As Obama reached into his pocket for the cash to buy the remaining two bags of corn (at $4 each, an $8 purchase), Biden beat him to the punch and pressed a $20 bill in Hildebrand's hand. "I'm loaded, I'm loaded," Biden said, insisting she keep the change. Not to be left out, Brown handed her a $10 bill for the corn and Obama a $20 bill, each also insisting she keep the change.
This led Hildebrand to lament the fact that she was out of produce: "I have some tomatoes on my porch I could sell you," she joked. (Interviewed afterward, she said the church would be grateful for the money. "We very much appreciate it, she said.)
Afterward, as onlookers began to ask for the inevitable snapshots with the candidates, Sen. Brown tried to take a picture for one bystander with her cell phone camera, after she handed it to him and instructed him on which button to push. He struggled with it a few moments, apparently unable to generate an image on the screen. Luckily, Gov. Strickland was on hand to diagnose the problem, telling Brown to take his finger off the camera lens.

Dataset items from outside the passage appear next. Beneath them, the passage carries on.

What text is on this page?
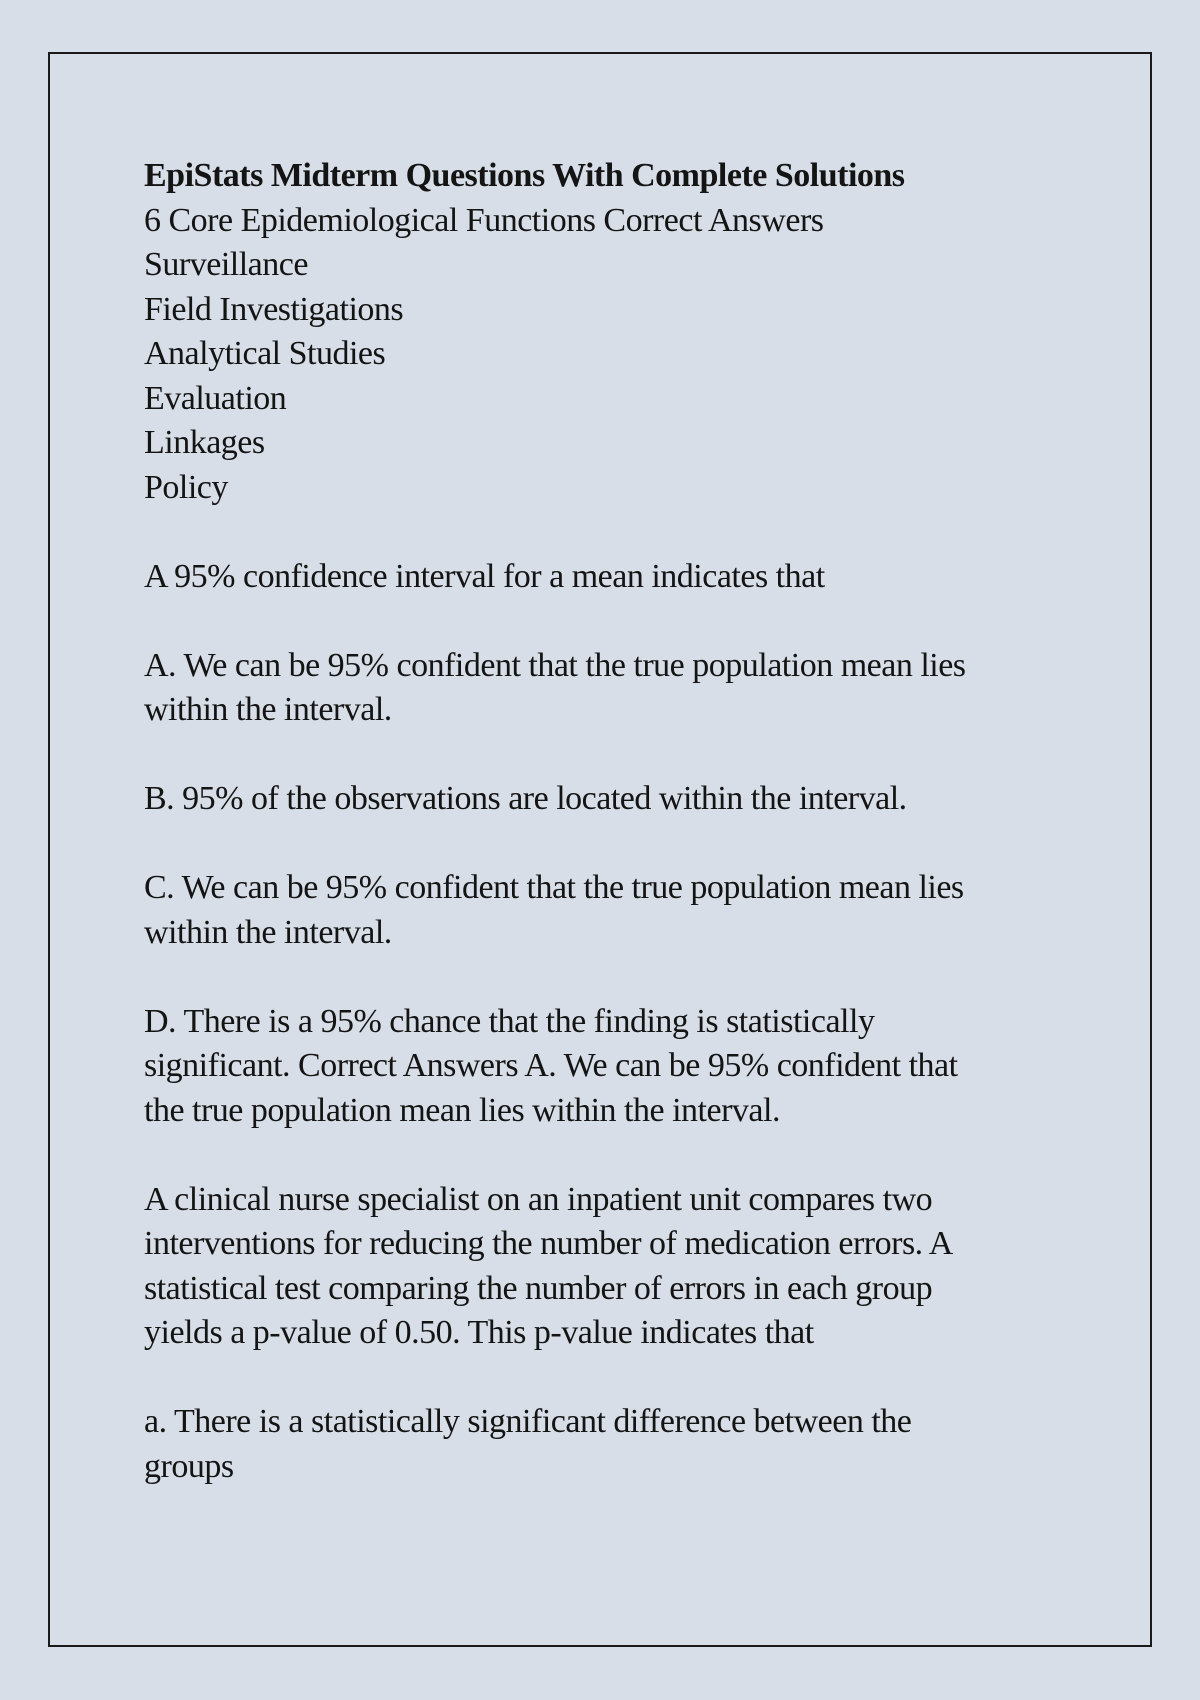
EpiStats Midterm Questions With Complete Solutions
6 Core Epidemiological Functions Correct Answers
Surveillance
Field Investigations
Analytical Studies
Evaluation
Linkages
Policy
A 95% confidence interval for a mean indicates that
A. We can be 95% confident that the true population mean lies
within the interval.
B. 95% of the observations are located within the interval.
C. We can be 95% confident that the true population mean lies
within the interval.
D. There is a 95% chance that the finding is statistically
significant. Correct Answers A. We can be 95% confident that
the true population mean lies within the interval.
A clinical nurse specialist on an inpatient unit compares two
interventions for reducing the number of medication errors. A
statistical test comparing the number of errors in each group
yields a p-value of 0.50. This p-value indicates that
a. There is a statistically significant difference between the
groups
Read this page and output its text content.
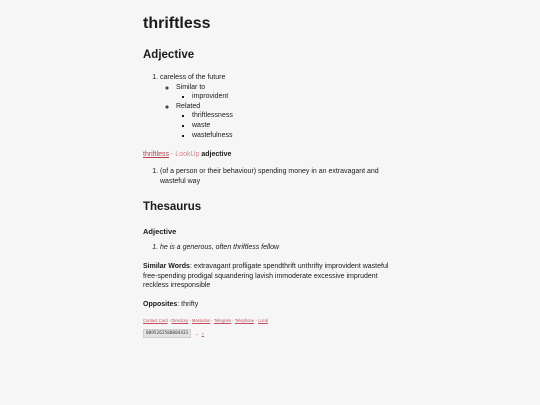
thriftless
Adjective
1. careless of the future
◦ Similar to
▪ improvident
◦ Related
▪ thriftlessness
▪ waste
▪ wastefulness
thriftless - LookUp adjective
1. (of a person or their behaviour) spending money in an extravagant and wasteful way
Thesaurus
Adjective
1. he is a generous, often thriftless fellow

Similar Words: extravagant profligate spendthrift unthrifty improvident wasteful free-spending prodigal squandering lavish immoderate excessive imprudent reckless irresponsible

Opposites: thrifty

Contact Card - Directory - Mastodon - Telegram - Telephone - Local
0095262580884431	→ 1
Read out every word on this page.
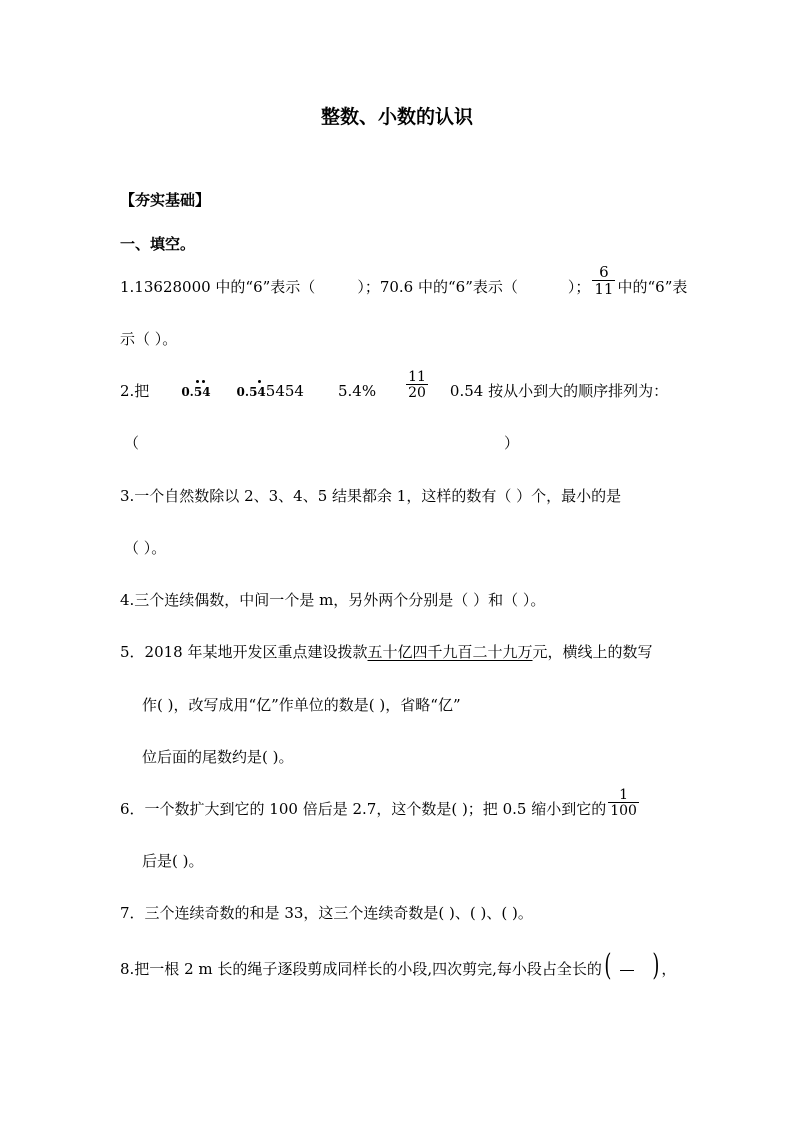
整数、小数的认识
【夯实基础】
一、填空。
1.13628000 中的“6”表示（	）；70.6 中的“6”表示（	）； $\frac{6}{11}$ 中的“6”表
示（ ）。
2.把	0.54 0.54
5454 $5.4\% \frac{11}{20} 0.54$ 按从小到大的顺序排列为：
（	）
3.一个自然数除以 2、3、4、5 结果都余 1，这样的数有（ ）个，最小的是
（ ）。
4.三个连续偶数，中间一个是 m，另外两个分别是（ ）和（ ）。
5．2018 年某地开发区重点建设拨款五十亿四千九百二十九万元，横线上的数写
作( )，改写成用“亿”作单位的数是( )，省略“亿”
位后面的尾数约是( )。
6．一个数扩大到它的 100 倍后是 2.7，这个数是( )；把 0.5 缩小到它的 $\frac{1}{100}$
后是( )。
7．三个连续奇数的和是 33，这三个连续奇数是( )、( )、( )。
8.把一根 2 m 长的绳子逐段剪成同样长的小段,四次剪完,每小段占全长的( ) ，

As Obama was mixing with the crowd, Shelley Fort, 19, a sophomore in dance and drama at Kenyon College in Ohio, gushed several times over his speech to the convention in Denver. "It was beautiful, it was beautiful," she said.
When it came time for her to have a moment with the senator she began tearing up as soon as she started speaking to the senator, telling him he had been an "inspiration" to her and that she had grown up mixed-race child of a black father and a white mother who died when she was in 7th grade.
"It's been tough. It's been tough figuring out where I fit in," Fort said, overcome by emotion and starting to choke back tears. Obama reached over to her and hugged her with one arm, drawing her against his side. It was a scene that many of the photographers captured.
Speaking briefly to your pooler afterward, Fort, who grew up in Kearney, Neb., said, "Sen. Obama has been such an inspiration for me."